No one has yet had the audacity to say that he is in possession of a "convenience passport", as happened with thousands of anonymous Jews or those from unwanted origins where, curiously, Simon Sebag Montefiore himself has many relatives, due to the centuries-old dispersion of a people of migrants: the Jewish people.
The media found it strange that the historian had family in Europe, Russia, the United States and Israel, demonstrating a complete lack of knowledge of the Jewish world. Meanwhile, the facts remain. Simon Sebag Montefiore is a Jew of Portuguese Sephardic origin who does not need a passport for anything other than exercising a right and honouring his ancestors.
There are records of the Sebag family in numerous traditionally Sephardic communities in the Mediterranean and North Africa (especially Morocco, Algeria and Gibraltar), and it is worth noting that members of this family returned to Portugal in the 19th and 20th centuries and are today buried in the British cemetery of Estrela and in the Jewish cemetery in Lisbon.

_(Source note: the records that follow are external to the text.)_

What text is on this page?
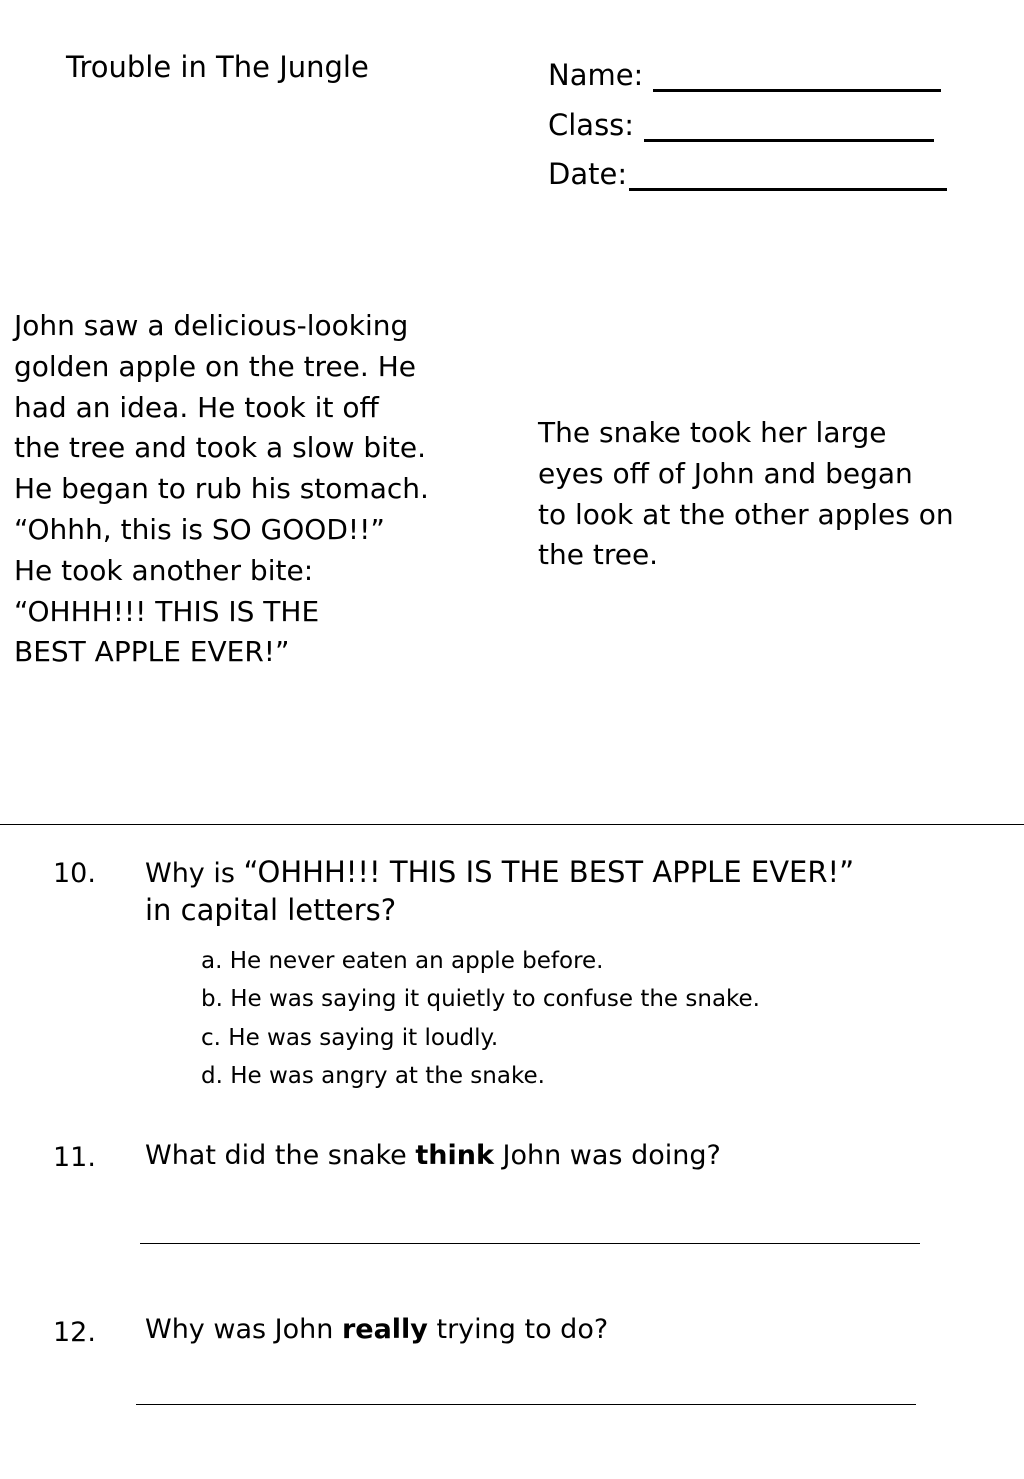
Trouble in The Jungle	Name:
Class:
Date:
John saw a delicious-looking
golden apple on the tree. He
had an idea. He took it off
the tree and took a slow bite.
He began to rub his stomach.
“Ohhh, this is SO GOOD!!”
He took another bite:
“OHHH!!! THIS IS THE
BEST APPLE EVER!”
The snake took her large
eyes off of John and began
to look at the other apples on
the tree.
10. Why is “OHHH!!! THIS IS THE BEST APPLE EVER!”
in capital letters?
a. He never eaten an apple before.
b. He was saying it quietly to confuse the snake.
c. He was saying it loudly.
d. He was angry at the snake.
11. What did the snake think John was doing?
12. Why was John really trying to do?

The Montefiore family also left an important mark in multiple communities of Portuguese Sephardic origin, especially in Tunisia (where the Portuguese community itself kept marriage records of this family in the 17th and 18th centuries), London and Livorno.
It is worth remembering that Sir Moses Montefiore (1784-1885), a British philanthropist born in Livorno to a Sephardic Jewish family, drank Port wine for more than fifty years. It is said that in the hours before his death, he drank three glasses of Port wine. It is known that Montefiore was a religious Jew. It follows that the Port wine he consumed was kosher, i.e., supervised by Orthodox Jews from the harvest to the bottling. The most reasonable explanation is that the wine was produced by, or with the help of, Sephardic residents of Oporto.
The existence of a small Sephardic community in Oporto was confirmed in 1867 by the German Jewish Rabbi and historian Meyer Kayserling. After visiting Portugal, this scholar of the history and literature of Judaism of the Iberian Peninsula published Geschichte Der Juden in Portugal. He wrote that after the abolition of the Inquisition, a Jewish community of hundreds of people settled in Lisbon and “a smaller community was founded in Oporto”.